Along berms marking the peshmerga’s new front line with Daesh, convoys of hundreds of civilians fleeing villages outside Mosul drove through the fine desert sand in the intense summer heat.
In one convoy, most of those fleeing were farmers. When Hameeda Mohammad’s family was stopped by security forces to search their belongings for weapons she unloaded the animals that had died of thirst along the trip. A dead calf’s body was dumped on the side of the road along with seven chickens. “Under Daesh, we stayed alive thanks to these animals,” Mohammad said looking over her dead livestock.

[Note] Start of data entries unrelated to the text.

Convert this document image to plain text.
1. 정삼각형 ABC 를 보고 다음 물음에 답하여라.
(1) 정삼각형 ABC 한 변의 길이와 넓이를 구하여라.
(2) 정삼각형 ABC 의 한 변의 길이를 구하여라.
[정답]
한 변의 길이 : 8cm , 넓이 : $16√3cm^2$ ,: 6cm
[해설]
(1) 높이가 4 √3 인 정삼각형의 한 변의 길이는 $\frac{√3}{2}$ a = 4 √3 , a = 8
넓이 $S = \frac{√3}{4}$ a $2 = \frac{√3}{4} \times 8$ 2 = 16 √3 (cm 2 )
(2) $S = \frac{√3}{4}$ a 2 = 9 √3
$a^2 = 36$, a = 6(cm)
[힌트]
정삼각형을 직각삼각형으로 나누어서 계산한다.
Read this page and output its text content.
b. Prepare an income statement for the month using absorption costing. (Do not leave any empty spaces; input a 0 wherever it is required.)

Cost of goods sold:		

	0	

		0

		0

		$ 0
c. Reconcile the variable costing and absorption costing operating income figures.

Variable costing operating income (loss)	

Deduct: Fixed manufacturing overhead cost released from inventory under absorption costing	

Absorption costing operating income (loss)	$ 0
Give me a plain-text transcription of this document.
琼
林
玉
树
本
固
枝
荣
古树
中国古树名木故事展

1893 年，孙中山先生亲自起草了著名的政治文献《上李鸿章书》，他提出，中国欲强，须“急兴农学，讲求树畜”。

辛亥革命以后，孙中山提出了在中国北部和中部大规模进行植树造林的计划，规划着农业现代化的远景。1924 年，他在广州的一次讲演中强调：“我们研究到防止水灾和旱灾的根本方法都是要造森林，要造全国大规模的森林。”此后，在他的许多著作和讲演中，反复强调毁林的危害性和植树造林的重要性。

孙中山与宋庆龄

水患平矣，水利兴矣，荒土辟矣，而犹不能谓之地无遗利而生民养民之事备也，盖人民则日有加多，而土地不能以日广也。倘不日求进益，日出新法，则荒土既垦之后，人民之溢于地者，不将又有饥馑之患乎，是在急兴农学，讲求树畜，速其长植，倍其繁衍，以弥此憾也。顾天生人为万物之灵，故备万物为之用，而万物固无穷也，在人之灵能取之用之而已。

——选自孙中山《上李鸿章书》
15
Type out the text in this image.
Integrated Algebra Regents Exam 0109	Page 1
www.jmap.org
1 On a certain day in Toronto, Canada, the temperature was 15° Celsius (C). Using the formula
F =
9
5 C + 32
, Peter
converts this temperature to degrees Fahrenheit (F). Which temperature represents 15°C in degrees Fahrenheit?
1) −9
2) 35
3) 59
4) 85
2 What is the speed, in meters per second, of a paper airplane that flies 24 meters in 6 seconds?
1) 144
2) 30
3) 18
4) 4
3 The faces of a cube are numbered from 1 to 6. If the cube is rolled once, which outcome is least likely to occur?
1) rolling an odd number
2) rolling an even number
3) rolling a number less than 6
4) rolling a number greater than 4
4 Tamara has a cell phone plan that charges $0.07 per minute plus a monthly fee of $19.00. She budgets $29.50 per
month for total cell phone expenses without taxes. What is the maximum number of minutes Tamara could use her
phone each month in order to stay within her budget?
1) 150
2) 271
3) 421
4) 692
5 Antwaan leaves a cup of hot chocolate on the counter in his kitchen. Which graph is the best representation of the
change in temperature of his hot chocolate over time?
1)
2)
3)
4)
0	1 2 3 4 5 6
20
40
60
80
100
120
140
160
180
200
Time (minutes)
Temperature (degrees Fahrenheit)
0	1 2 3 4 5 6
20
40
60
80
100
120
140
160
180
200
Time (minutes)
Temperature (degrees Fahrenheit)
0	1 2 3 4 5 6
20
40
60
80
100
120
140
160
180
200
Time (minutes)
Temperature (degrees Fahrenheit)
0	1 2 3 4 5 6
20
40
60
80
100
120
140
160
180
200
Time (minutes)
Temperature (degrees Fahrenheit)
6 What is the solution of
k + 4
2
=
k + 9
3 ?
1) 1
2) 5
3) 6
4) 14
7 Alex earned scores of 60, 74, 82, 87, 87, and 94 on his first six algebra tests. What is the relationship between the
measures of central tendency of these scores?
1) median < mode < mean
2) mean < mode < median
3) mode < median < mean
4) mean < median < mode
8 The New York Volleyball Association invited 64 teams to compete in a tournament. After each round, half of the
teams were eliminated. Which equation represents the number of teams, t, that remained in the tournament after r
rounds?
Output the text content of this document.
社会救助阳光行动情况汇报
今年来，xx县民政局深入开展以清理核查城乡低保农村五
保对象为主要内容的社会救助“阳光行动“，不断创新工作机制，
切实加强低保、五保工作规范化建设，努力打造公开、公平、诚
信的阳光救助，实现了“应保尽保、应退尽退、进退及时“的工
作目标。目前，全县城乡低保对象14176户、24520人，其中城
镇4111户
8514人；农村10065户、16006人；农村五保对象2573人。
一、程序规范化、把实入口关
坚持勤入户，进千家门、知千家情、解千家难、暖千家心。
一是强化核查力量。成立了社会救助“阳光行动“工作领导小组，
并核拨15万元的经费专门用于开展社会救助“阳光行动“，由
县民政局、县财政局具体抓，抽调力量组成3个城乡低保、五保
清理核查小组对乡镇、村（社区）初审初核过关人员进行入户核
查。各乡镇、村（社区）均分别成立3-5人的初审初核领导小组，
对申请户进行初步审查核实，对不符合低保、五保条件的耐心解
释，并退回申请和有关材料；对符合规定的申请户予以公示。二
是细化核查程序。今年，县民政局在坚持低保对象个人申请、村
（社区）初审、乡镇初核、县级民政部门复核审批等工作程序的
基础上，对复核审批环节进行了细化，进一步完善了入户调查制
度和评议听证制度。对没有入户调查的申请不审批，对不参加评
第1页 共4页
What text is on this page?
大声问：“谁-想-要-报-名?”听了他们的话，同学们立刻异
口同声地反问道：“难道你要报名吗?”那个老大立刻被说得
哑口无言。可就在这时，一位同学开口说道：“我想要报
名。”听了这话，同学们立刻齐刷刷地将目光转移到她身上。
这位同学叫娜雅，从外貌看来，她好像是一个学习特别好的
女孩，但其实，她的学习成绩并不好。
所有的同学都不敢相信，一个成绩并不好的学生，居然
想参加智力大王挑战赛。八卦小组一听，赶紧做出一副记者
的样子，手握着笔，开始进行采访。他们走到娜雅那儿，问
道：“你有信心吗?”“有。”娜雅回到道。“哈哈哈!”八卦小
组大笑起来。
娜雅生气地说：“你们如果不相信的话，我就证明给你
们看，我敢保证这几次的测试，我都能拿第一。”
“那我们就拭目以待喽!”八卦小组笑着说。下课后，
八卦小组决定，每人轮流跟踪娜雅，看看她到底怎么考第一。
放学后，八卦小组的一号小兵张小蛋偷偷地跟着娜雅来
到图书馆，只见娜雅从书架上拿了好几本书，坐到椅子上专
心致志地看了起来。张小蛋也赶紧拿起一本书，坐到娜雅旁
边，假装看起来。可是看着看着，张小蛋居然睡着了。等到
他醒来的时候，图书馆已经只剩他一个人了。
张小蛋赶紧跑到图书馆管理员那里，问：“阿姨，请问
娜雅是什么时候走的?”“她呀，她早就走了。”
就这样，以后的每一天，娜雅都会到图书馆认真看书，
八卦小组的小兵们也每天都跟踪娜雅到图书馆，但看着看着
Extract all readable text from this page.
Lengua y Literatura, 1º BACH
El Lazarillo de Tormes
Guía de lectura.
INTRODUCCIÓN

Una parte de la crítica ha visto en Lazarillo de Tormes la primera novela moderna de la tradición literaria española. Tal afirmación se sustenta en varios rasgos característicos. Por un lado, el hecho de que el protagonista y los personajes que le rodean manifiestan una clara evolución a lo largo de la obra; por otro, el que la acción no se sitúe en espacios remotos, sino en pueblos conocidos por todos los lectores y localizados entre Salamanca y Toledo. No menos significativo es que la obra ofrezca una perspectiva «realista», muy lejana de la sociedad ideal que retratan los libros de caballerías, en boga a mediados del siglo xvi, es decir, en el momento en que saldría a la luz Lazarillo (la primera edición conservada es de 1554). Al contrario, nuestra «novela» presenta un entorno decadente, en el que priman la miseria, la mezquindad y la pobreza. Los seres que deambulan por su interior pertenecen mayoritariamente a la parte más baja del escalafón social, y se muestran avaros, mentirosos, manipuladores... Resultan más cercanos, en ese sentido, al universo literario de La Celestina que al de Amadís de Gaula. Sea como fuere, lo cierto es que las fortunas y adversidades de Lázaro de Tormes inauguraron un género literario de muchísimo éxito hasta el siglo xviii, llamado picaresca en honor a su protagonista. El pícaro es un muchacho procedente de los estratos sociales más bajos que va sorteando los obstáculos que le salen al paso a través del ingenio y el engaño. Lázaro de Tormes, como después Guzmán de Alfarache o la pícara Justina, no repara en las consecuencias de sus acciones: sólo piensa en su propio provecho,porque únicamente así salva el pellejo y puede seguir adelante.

Under Daesh, Mohammad’s family quickly became too poor to buy food and was forced to turn to subsistence farming, she said.
“I hope at whatever camp we go to there will be more chickens there,” she added.
At Kalak base, from where the offensive was launched, peshmerga reservists were arriving in civilian cars Monday to reinforce troops at the front.
“Normally we guard oil facilities,” said Islam Tamar Khan, a 28-year-old from Dohuk, a city in Iraq’s semiautonomous Kurdish region. “But we got a call last night saying to come here immediately.”
Behind him four Iraqi police helicopters stood parked on the highway. The pilots said since 2014 they have been evacuating soldiers injured during peshmerga operations because the Kurdish forces are short of military helicopters.
“All that matters is that you have the will to fight,” said Khan, the Dohuk reservist. “It doesn’t matter if you show up in boots or in slippers.”